Hua Chongyang était assis tout au fond de la foule, laissant les mots entrer par une oreille et ressortir par l'autre, finissant rapidement un bol de wontons, puis tapotant la table :

"Aba, récupère l'argent."

Un garçon aux yeux triangulaires et au regard malicieux sauta par-dessus elle et la regarda du coin de l'œil :

« L'argent ne m'intéresse pas. Tu en veux ou pas ? »

"...Vraiment, c'est gratuit ?"

Aba a raillé : « Vraiment pas. Regarde-toi, tellement pathétique. »

« Puisque c'est le cas, » dit Hua Chongyang en se frottant le ventre et en baissant la voix, « ...donnez-moi un autre bol. »

Elle avait très faim.

Lan Wuxie vomit du sang sans cesse toute la nuit, et les médicaments qu'il buvait étaient systématiquement rejetés. Hua Chongyang n'eut d'autre choix que de le nourrir encore et encore. Près de dix braseros furent allumés sous le lit de bois, mais il restait glacé de la tête aux pieds. Hua Chongyang crut presque qu'il allait mourir, et finit par se déshabiller, grimpa sur le lit et le serra fort dans ses bras.
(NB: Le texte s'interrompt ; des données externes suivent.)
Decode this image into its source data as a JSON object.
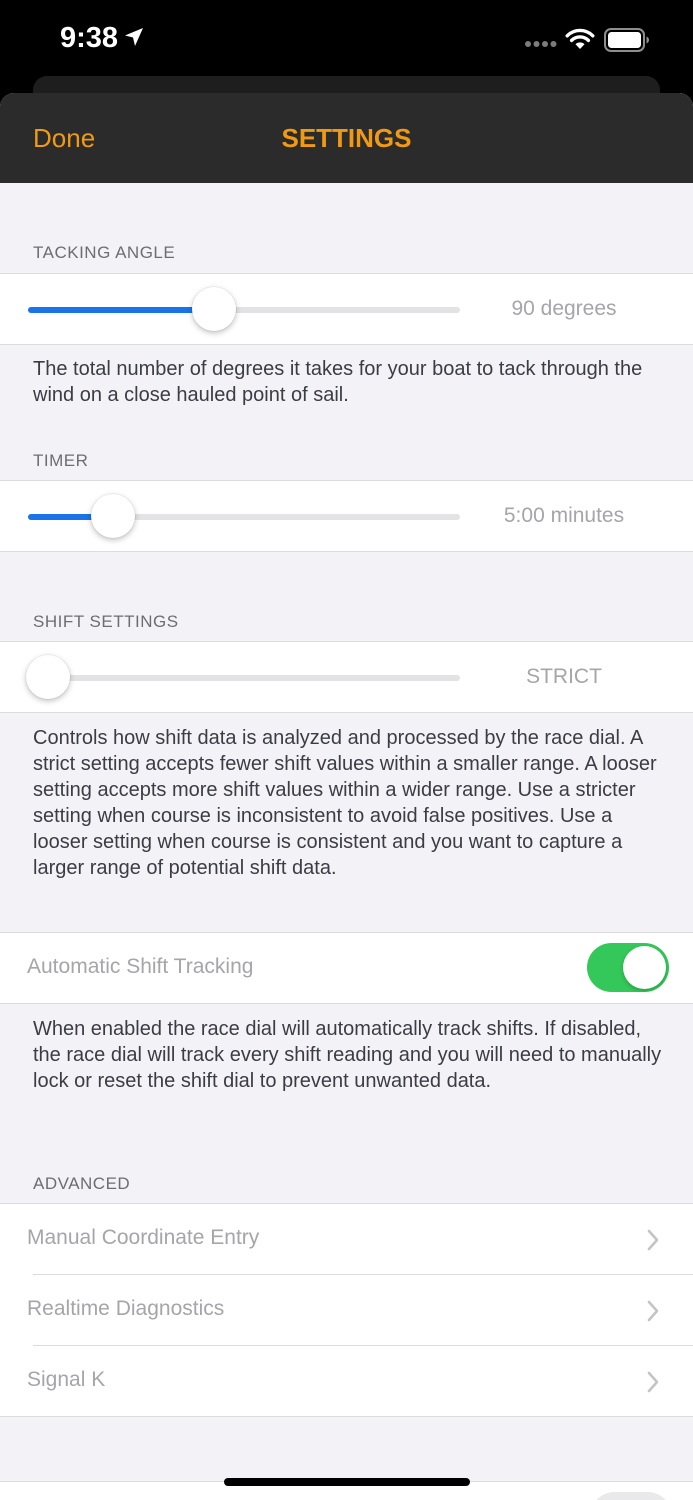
{
  "status_bar": {
    "time": "9:38"
  },
  "navbar": {
    "done_label": "Done",
    "title": "SETTINGS"
  },
  "tacking_angle": {
    "header": "TACKING ANGLE",
    "value_label": "90 degrees",
    "slider_fraction": 0.43,
    "description": "The total number of degrees it takes for your boat to tack through the wind on a close hauled point of sail."
  },
  "timer": {
    "header": "TIMER",
    "value_label": "5:00 minutes",
    "slider_fraction": 0.196
  },
  "shift_settings": {
    "header": "SHIFT SETTINGS",
    "value_label": "STRICT",
    "slider_fraction": 0.046,
    "description": "Controls how shift data is analyzed and processed by the race dial. A strict setting accepts fewer shift values within a smaller range. A looser setting accepts more shift values within a wider range. Use a stricter setting when course is inconsistent to avoid false positives. Use a looser setting when course is consistent and you want to capture a larger range of potential shift data."
  },
  "automatic_shift": {
    "label": "Automatic Shift Tracking",
    "enabled": true,
    "description": "When enabled the race dial will automatically track shifts. If disabled, the race dial will track every shift reading and you will need to manually lock or reset the shift dial to prevent unwanted data."
  },
  "advanced": {
    "header": "ADVANCED",
    "items": [
      {
        "label": "Manual Coordinate Entry"
      },
      {
        "label": "Realtime Diagnostics"
      },
      {
        "label": "Signal K"
      }
    ]
  },
  "colors": {
    "accent": "#f09a14",
    "slider_blue": "#1a73e8",
    "toggle_green": "#34c759",
    "navbar_bg": "#2b2b2b"
  },
  "icons": [
    "location-arrow-icon",
    "cellular-dots-icon",
    "wifi-icon",
    "battery-icon",
    "chevron-right-icon"
  ]
}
Elle l'enlaça par derrière, cherchant à le réchauffer. Les mêmes larges épaules, la même taille fine, même la sensation de le serrer dans ses bras était identique. Elle le serra contre elle toute la nuit, se sentant de nouveau auprès de Zu Xian, tous deux trouvant chaleur et sécurité l'un auprès de l'autre. À l'approche de l'aube, Lan Wuxie se réchauffa enfin et cessa de cracher du sang. Le cœur de Hua Chongyang se calma enfin. Mais après avoir passé la nuit auprès de ce visage sublime, épuisé mais ayant surmonté sa peur initiale, Hua Chongyang sentit qu'il n'était plus le Zu Xian qu'il avait été.